Mesmo que a decisão do Conselho Nacional de Justiça fosse restrita ao âmbito da legislação do Poder Judiciário, a Constituição Federal não admite qualquer hipótese de controvérsia sobre a exclusividade do Supremo Tribunal Federal como o órgão detentor da grave missão constitucional de “Guardião da Constituição”, com ampla possibilidade de utilização das técnicas de interpretação constitucional como instrumento de mutação informal de seu texto, mediante compatibilização de seus princípios com as exigências e transformações históricas, sociais e culturais da sociedade, principalmente para concretização e defesa integral e efetividade máxima dos direitos fundamentais e dos princípios da administração pública.

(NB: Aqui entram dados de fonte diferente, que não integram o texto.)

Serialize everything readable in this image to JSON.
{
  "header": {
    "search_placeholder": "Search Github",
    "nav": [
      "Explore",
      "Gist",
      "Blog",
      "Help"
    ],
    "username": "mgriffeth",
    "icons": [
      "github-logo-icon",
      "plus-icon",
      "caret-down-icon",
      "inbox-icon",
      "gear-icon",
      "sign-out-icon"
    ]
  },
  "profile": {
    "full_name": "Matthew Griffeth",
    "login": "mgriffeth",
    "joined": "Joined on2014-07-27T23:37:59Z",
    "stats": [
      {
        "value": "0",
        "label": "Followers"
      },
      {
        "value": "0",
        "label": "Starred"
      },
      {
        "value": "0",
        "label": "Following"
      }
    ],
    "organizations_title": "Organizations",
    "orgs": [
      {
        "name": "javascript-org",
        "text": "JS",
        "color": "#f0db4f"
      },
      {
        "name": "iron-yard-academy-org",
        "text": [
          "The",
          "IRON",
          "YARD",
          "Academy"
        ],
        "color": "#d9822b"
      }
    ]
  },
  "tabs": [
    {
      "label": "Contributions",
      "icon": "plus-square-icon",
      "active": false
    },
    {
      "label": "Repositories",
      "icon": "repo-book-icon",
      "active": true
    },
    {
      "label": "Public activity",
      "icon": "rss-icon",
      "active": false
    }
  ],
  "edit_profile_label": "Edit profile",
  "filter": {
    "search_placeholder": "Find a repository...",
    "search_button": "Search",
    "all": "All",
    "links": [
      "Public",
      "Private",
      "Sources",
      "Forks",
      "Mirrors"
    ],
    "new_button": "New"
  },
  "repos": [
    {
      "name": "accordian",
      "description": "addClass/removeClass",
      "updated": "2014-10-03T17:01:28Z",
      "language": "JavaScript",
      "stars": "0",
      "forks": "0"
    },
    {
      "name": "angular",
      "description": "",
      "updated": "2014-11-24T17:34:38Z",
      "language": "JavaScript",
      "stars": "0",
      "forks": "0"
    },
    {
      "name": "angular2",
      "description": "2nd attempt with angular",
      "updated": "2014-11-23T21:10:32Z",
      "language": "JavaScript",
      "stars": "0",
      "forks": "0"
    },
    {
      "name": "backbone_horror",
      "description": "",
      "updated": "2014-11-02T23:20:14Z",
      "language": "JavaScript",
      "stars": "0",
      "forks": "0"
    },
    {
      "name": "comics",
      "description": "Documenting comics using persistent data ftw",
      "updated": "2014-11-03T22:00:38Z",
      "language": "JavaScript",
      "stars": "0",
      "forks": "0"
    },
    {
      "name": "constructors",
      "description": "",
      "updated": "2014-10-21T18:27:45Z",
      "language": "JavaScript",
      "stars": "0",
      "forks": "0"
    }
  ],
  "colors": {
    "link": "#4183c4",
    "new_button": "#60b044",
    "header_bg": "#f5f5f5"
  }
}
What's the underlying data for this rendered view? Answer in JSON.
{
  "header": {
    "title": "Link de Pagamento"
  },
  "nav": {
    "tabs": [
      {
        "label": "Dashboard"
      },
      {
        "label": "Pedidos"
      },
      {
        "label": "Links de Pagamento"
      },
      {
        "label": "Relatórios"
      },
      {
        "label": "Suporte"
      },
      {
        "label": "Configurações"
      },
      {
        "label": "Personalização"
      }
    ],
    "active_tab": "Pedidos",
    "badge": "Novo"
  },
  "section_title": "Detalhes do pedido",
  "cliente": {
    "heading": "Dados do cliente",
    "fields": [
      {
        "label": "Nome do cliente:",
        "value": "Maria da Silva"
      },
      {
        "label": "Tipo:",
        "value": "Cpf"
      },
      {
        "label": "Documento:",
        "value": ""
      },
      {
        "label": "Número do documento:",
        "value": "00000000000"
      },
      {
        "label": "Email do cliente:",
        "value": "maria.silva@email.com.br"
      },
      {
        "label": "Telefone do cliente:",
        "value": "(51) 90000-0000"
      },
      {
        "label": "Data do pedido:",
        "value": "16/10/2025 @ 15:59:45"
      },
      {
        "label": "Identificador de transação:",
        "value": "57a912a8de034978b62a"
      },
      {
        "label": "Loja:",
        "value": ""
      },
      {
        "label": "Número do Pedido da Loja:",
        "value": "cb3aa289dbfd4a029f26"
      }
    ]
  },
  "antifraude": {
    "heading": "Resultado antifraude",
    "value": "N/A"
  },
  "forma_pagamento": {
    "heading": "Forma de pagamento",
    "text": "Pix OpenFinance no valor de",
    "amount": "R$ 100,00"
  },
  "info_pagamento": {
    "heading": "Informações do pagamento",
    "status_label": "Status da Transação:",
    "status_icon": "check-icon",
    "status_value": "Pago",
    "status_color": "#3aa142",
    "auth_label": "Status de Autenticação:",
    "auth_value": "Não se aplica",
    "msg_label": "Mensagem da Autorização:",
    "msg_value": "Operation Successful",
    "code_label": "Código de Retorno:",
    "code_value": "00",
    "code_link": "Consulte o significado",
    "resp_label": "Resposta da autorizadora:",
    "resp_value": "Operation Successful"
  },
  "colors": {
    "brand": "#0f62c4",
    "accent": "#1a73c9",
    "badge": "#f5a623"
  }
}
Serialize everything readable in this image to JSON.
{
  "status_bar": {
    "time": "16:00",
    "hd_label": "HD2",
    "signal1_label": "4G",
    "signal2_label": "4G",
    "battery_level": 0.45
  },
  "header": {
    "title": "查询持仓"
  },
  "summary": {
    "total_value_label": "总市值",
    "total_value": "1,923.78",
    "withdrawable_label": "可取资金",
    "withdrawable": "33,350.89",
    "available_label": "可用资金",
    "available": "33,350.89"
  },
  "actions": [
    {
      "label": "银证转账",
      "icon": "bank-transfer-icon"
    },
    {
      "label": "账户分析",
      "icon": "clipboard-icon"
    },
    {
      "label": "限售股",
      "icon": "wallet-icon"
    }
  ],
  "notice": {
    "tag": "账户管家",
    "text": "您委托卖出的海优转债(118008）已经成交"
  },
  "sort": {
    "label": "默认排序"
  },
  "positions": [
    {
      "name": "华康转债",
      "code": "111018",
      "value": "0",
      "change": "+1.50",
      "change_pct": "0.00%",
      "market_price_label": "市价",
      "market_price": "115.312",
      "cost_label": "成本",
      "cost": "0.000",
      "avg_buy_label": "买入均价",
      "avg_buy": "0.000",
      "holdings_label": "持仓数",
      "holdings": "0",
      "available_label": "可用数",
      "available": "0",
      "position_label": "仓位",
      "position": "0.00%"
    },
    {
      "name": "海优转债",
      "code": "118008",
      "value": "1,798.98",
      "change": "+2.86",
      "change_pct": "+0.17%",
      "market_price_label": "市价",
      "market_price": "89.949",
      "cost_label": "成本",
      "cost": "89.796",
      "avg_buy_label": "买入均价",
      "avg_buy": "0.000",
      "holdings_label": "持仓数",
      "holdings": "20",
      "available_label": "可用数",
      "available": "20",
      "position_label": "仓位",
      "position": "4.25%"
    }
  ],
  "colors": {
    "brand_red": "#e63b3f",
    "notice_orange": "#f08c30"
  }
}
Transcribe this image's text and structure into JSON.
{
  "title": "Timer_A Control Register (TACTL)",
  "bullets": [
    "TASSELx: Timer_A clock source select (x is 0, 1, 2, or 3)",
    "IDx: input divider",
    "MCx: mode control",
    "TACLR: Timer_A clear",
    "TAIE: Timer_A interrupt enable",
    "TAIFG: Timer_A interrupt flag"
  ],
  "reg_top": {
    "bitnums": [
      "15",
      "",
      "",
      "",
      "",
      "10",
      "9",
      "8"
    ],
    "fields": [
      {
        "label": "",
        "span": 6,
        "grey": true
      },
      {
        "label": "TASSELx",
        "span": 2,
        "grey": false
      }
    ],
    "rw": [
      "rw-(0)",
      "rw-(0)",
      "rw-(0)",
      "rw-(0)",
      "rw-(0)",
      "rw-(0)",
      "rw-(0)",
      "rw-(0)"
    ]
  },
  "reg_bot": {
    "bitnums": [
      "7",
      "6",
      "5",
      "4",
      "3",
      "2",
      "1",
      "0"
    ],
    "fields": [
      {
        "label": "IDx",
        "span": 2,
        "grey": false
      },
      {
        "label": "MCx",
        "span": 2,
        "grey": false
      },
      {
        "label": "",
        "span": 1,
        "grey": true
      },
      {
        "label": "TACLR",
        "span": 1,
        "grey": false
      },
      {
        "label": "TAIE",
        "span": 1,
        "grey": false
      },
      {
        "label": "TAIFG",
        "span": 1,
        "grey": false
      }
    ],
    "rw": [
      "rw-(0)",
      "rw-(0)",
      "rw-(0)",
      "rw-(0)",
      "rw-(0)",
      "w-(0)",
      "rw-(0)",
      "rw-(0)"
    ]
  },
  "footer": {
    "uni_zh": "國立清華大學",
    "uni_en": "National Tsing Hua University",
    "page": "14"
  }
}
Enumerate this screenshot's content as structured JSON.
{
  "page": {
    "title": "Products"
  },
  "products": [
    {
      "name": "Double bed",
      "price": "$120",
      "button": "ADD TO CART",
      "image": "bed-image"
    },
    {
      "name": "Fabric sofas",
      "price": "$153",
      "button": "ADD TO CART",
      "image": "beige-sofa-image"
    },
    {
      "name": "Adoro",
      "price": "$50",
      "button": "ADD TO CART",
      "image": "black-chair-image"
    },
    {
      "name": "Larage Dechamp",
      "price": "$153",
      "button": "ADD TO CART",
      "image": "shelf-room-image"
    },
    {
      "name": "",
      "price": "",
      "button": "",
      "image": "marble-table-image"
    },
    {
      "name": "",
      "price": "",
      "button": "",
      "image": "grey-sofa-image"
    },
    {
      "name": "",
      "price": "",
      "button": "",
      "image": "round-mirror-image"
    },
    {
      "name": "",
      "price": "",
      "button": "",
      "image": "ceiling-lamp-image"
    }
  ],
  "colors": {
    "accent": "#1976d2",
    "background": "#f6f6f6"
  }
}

Trata-se da efetivação da ideia de Hans Kelsen, exposta por esse em artigo publicado em 1930 (Quem deve ser o guardião da Constituição?), onde defendeu a existência de uma Justiça constitucional como meio adequado de garantia da essência da Democracia, efetivando a proteção de todos os grupos sociais — proteção contra majoritária — e contribuindo com a paz sócia, pois a Assembleia Nacional Constituinte consagrou nosso Poder Judiciário, no exercício da função jurisdicional, como guardião final do texto constitucional, e o Supremo Tribunal Federal como seu maior intérprete, protegendo essa escolha com o manto da cláusula pétrea da separação de Poderes (CF, artigo 60, parágrafo 4º, III).

Haveria nessa hipótese inaceitável subversão constitucional, pois o texto constitucional não prevê essa competência jurisdicional ao Conselho Nacional de Justiça, que, igualmente, não se submete as regras de freios e contrapesos previstas pela Constituição Federal ao Supremo Tribunal Federal para interpretar seu texto (legitimidade taxativa, pertinência temática, cláusula de reserva de plenário, quórum qualificado para modulação dos efeitos, quórum qualificado para edição de súmulas vinculantes etc.), e que acabam por ponderar, balancear e limitar esse poder.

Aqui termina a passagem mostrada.